The patient is a 67-year-old male from India with a PMH of Ethanol abuse and type 2 diabetes mellitus. He was hospitalized recently in India for 10 days for Ethanol intoxication. The patient returned to America, suffered a mechanical fall, and was hospitalized for altered mental status secondary to Ethanol intoxication. He completed a course of a long-acting benzodiazepine to prevent alcohol withdrawal and took empiric Rocephin for dysuria. The patient was discharged to a rehabilitation center and was soon readmitted to MICU for septic shock, for which he was given vasopressors. Blood and urine cultures grew a highly multidrug resistant E. coli, only sensitive to Tigecycline and Polymixin B. The patient rapidly responded to IV Polymixin B by day 3 of treatment. On day 4, the patient developed acute kidney injury and respiratory distress requiring intubation. Chemistries revealed hypomagnesemia that remained unrepleted for two days. Polymixin B was stopped and the patient recovered full respiratory capacity by the following morning and successfully sustained extubation. His treatment of urosepsis continued with a less optimal antibiotic, tigecycline, for two weeks. The patient was followed by Infectious Disease in the following month and required a second outpatient course of Macrobid followed by maintenance with a urinary antiseptic agent. Renal function continued to improve slowly.
Systemic treatment with Polymixin B is generally avoided nowadays, largely replaced by newer antibiotics with less dangerous side effect profiles. In this case, Polymixin B was the drug of choice to treat this highly multidrug resistant E.coli bacteremia from a urinary source. Nephrotoxic and neurotoxic profiles of Polymyxin are well known, and both adverse reactions became evident in this patient very early into treatment. Polymixin B may cause neuromuscular blockade and respiratory arrest via inhibition of the presynaptic acetylcholine receptors or from a prolonged depolarization phase secondary to hypocalcemia. Accumulation of polymyxins in renal proximal tubule cells, appears to result in ATN and renal dysfunction.

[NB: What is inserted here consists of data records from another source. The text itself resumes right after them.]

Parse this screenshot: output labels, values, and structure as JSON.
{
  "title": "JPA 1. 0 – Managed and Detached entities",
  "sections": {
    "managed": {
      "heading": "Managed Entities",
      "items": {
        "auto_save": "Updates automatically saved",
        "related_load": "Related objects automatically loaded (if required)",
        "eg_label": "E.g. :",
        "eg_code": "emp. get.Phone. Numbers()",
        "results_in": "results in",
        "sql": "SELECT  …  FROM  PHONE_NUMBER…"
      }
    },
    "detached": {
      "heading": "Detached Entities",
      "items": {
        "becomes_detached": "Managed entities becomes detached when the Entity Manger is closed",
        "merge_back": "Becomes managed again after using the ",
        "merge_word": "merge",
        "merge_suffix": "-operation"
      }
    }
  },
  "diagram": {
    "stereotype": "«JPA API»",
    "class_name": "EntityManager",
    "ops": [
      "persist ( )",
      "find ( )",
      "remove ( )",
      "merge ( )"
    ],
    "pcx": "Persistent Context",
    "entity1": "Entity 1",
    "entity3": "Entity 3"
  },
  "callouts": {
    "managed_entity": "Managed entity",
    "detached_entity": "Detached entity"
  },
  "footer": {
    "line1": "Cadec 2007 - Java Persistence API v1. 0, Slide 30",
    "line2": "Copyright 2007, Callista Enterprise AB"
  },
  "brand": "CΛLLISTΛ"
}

As Polymyxin use is on the rise due to the emergence of multidrug resistant gram-negative infections, strategies to limit or avoid toxicity are gaining interest. For instance, potentiating factors increasing this patient’s risk of developing an adverse reaction, such as hypomagnesemia or the use of long-acting benzodiazepines, may have been addressed beforehand. Another point to consider is that once Polymyxin B was stopped, the patient regained full respiratory function and renal function, albeit slowly, thus attributing to its reversibility.
Polymyxin first came into use over 50 years ago. We are starting to use Polymyxin more frequently due to a rise in carbapenem resistance among gram-negative bacteria. Knowledge of the toxicity profile as well as employing methods to limit adverse events are becoming important. These include minimizing concomitant use of other nephrotoxic agents, avoiding sedatives, monitoring electrolytes, employing critical care, and proper drug dosing and monitoring. Moreover, the apparent reversibility of Polymyxin’s toxicity profile should help guide clinicians in assessing the risk to benefit ratio of continuing to use this drug versus stopping treatment and using strategies to prevent toxic events.